14-Oct-22: Friday morning starting work feels no different, if anything still full from the previous nights’ dinner. Later morning and at lunch I’m only thinking about food because of my habitual snacking nature, especially the almost ceremonial nature of snack breaks. I did a light workout and run for lunch, and did a full body home workout for dinner. Today I had two coffee, cacao & mushroom blends, with a dash of oat milk, so not entirely purist but no sugar. So far so good.
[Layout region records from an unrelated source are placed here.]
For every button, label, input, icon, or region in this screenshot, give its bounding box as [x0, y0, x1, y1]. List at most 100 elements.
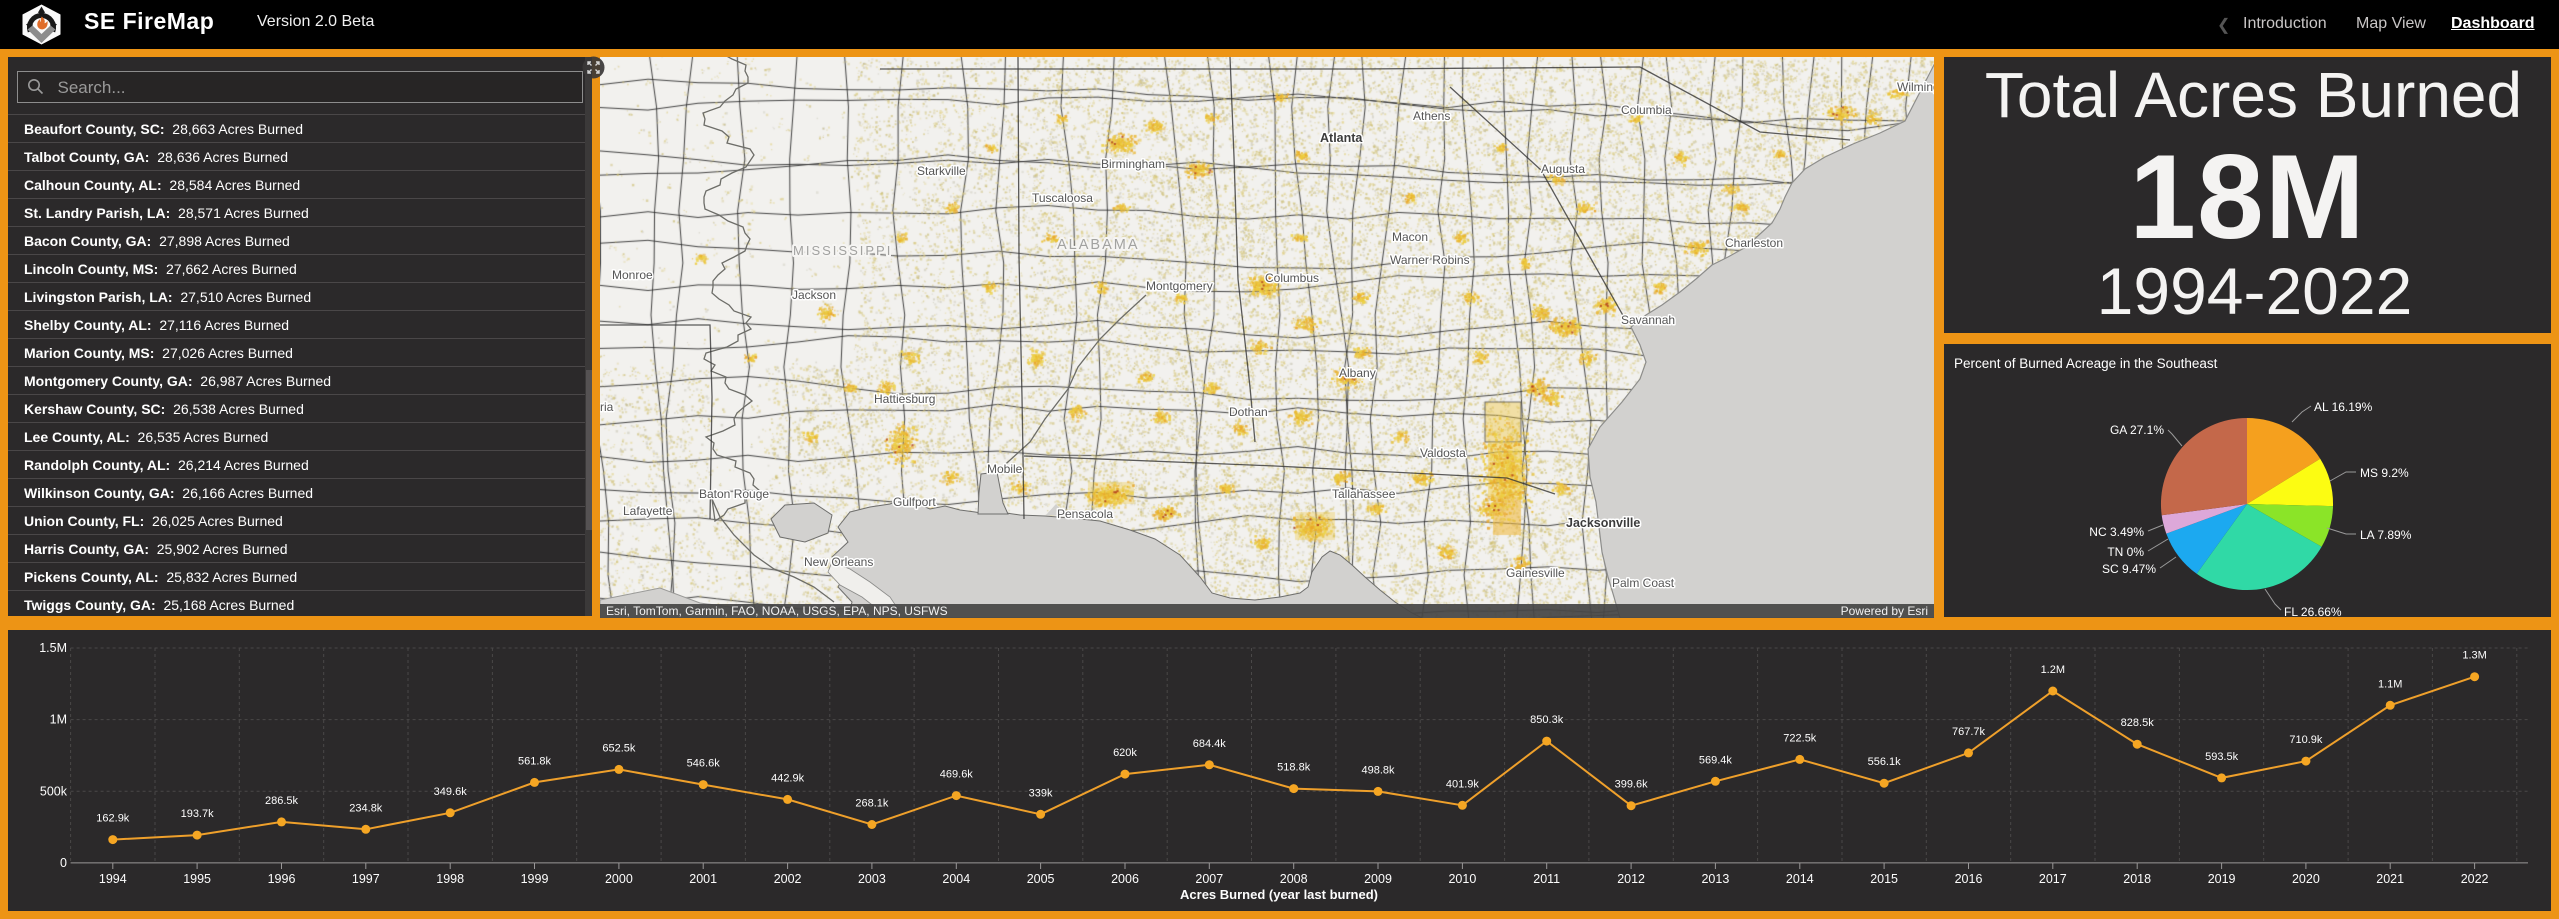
svg-text:286.5k: 286.5k [265, 795, 299, 807]
svg-text:193.7k: 193.7k [181, 808, 215, 820]
svg-text:Athens: Athens [1413, 109, 1450, 123]
svg-text:MS 9.2%: MS 9.2% [2360, 466, 2409, 480]
svg-text:2014: 2014 [1786, 872, 1814, 886]
svg-text:0: 0 [60, 856, 67, 870]
svg-text:Columbia: Columbia [1621, 103, 1672, 117]
svg-text:Pensacola: Pensacola [1057, 507, 1113, 521]
svg-text:2000: 2000 [605, 872, 633, 886]
svg-text:2002: 2002 [774, 872, 802, 886]
svg-text:500k: 500k [40, 784, 68, 798]
svg-text:2019: 2019 [2208, 872, 2236, 886]
svg-text:498.8k: 498.8k [1361, 764, 1395, 776]
svg-text:1.1M: 1.1M [2378, 678, 2402, 690]
svg-text:1995: 1995 [183, 872, 211, 886]
svg-text:442.9k: 442.9k [771, 772, 805, 784]
svg-text:Gainesville: Gainesville [1506, 566, 1565, 580]
svg-text:1998: 1998 [436, 872, 464, 886]
svg-text:AL 16.19%: AL 16.19% [2314, 400, 2373, 414]
svg-text:162.9k: 162.9k [96, 813, 130, 825]
svg-text:SC 9.47%: SC 9.47% [2102, 562, 2156, 576]
svg-text:828.5k: 828.5k [2121, 717, 2155, 729]
svg-text:2011: 2011 [1533, 872, 1560, 886]
svg-text:2008: 2008 [1280, 872, 1308, 886]
svg-text:Augusta: Augusta [1541, 162, 1585, 176]
svg-text:Atlanta: Atlanta [1320, 131, 1363, 145]
svg-text:2007: 2007 [1195, 872, 1223, 886]
svg-text:Montgomery: Montgomery [1146, 279, 1213, 293]
svg-text:Charleston: Charleston [1725, 236, 1783, 250]
svg-text:2016: 2016 [1955, 872, 1983, 886]
svg-text:Starkville: Starkville [917, 164, 966, 178]
svg-text:620k: 620k [1113, 747, 1137, 759]
svg-text:Wilmington: Wilmington [1897, 80, 1934, 94]
svg-text:2001: 2001 [689, 872, 717, 886]
svg-text:401.9k: 401.9k [1446, 778, 1480, 790]
svg-text:1996: 1996 [268, 872, 296, 886]
svg-text:2012: 2012 [1617, 872, 1645, 886]
svg-text:Birmingham: Birmingham [1101, 157, 1165, 171]
svg-text:2018: 2018 [2123, 872, 2151, 886]
svg-text:1.2M: 1.2M [2041, 664, 2065, 676]
svg-text:Tallahassee: Tallahassee [1332, 487, 1396, 501]
svg-text:234.8k: 234.8k [349, 802, 383, 814]
svg-text:Albany: Albany [1339, 366, 1376, 380]
svg-text:TN 0%: TN 0% [2107, 545, 2144, 559]
svg-text:Baton Rouge: Baton Rouge [699, 487, 769, 501]
svg-text:Gulfport: Gulfport [893, 495, 936, 509]
svg-text:1.3M: 1.3M [2462, 650, 2486, 662]
svg-text:1.5M: 1.5M [39, 641, 67, 655]
svg-text:GA 27.1%: GA 27.1% [2110, 423, 2164, 437]
svg-text:Columbus: Columbus [1265, 271, 1319, 285]
svg-text:569.4k: 569.4k [1699, 754, 1733, 766]
svg-text:Jacksonville: Jacksonville [1566, 516, 1640, 530]
svg-text:399.6k: 399.6k [1615, 779, 1649, 791]
svg-text:561.8k: 561.8k [518, 755, 552, 767]
svg-text:767.7k: 767.7k [1952, 726, 1986, 738]
svg-text:684.4k: 684.4k [1193, 738, 1227, 750]
svg-text:Acres Burned (year last burned: Acres Burned (year last burned) [1180, 887, 1378, 902]
svg-text:2013: 2013 [1701, 872, 1729, 886]
svg-text:NC 3.49%: NC 3.49% [2089, 525, 2144, 539]
svg-text:2005: 2005 [1027, 872, 1055, 886]
svg-text:Monroe: Monroe [612, 268, 653, 282]
svg-text:2009: 2009 [1364, 872, 1392, 886]
svg-text:MISSISSIPPI: MISSISSIPPI [793, 243, 892, 258]
svg-text:546.6k: 546.6k [687, 758, 721, 770]
svg-text:593.5k: 593.5k [2205, 751, 2239, 763]
svg-text:Warner Robins: Warner Robins [1390, 253, 1470, 267]
svg-text:850.3k: 850.3k [1530, 714, 1564, 726]
svg-text:268.1k: 268.1k [855, 798, 889, 810]
svg-text:Savannah: Savannah [1621, 313, 1675, 327]
svg-text:Dothan: Dothan [1229, 405, 1268, 419]
svg-text:710.9k: 710.9k [2289, 734, 2323, 746]
svg-text:ALABAMA: ALABAMA [1057, 237, 1140, 253]
svg-text:518.8k: 518.8k [1277, 762, 1311, 774]
svg-text:339k: 339k [1029, 787, 1053, 799]
svg-text:2015: 2015 [1870, 872, 1898, 886]
svg-text:2020: 2020 [2292, 872, 2320, 886]
svg-text:1M: 1M [50, 713, 67, 727]
svg-text:1999: 1999 [521, 872, 549, 886]
svg-text:Hattiesburg: Hattiesburg [874, 392, 935, 406]
svg-text:2017: 2017 [2039, 872, 2067, 886]
svg-text:FL 26.66%: FL 26.66% [2284, 605, 2342, 617]
svg-text:Mobile: Mobile [987, 462, 1023, 476]
svg-text:Tuscaloosa: Tuscaloosa [1032, 191, 1093, 205]
svg-text:2021: 2021 [2376, 872, 2404, 886]
svg-text:Palm Coast: Palm Coast [1612, 576, 1675, 590]
svg-text:Jackson: Jackson [792, 288, 836, 302]
svg-text:Lafayette: Lafayette [623, 504, 673, 518]
svg-text:469.6k: 469.6k [940, 769, 974, 781]
svg-text:2010: 2010 [1448, 872, 1476, 886]
svg-text:2022: 2022 [2461, 872, 2489, 886]
svg-text:722.5k: 722.5k [1783, 732, 1817, 744]
svg-text:2003: 2003 [858, 872, 886, 886]
svg-text:349.6k: 349.6k [434, 786, 468, 798]
svg-text:556.1k: 556.1k [1868, 756, 1902, 768]
svg-text:2006: 2006 [1111, 872, 1139, 886]
svg-text:Valdosta: Valdosta [1420, 446, 1466, 460]
svg-text:1994: 1994 [99, 872, 127, 886]
svg-text:ria: ria [600, 400, 614, 414]
svg-text:652.5k: 652.5k [602, 742, 636, 754]
svg-text:1997: 1997 [352, 872, 380, 886]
15-Oct-22: My mate Ben (who is doing the same fast) calls me in the morning, it’s good to check in and see how we’re both feeling and progressing, and despite feeling a little light-headed, we’re both doing good and feeling pretty focused on our relative tasks. I spend my day in the library working through some admin I have to do and don’t think about food much, although I’ve planned a Sunday roast and then do my shopping for a big breakfast. I don’t get the hunger pangs you do when it’s close to meal time, I simply think about all the tasty food I could be eating, and this is emphasized when I’m chopping up some veggies for tomorrow’s fry-up. I go to bed thinking about food…
16-Oct-22: After an intermittent night’s sleep, the morning finally arrives, although I’m not hungry in the traditional sense, just weak. I make sure to down plenty of water, as I’ve let myself get a little dehydrated again. 8am Breakfast time! Feast here we come!! 54hrs
One last tip: Plan your first meal to be both nutritious and delicious, that way you don’t get caught out eating rubbish when you’re absolutely famished.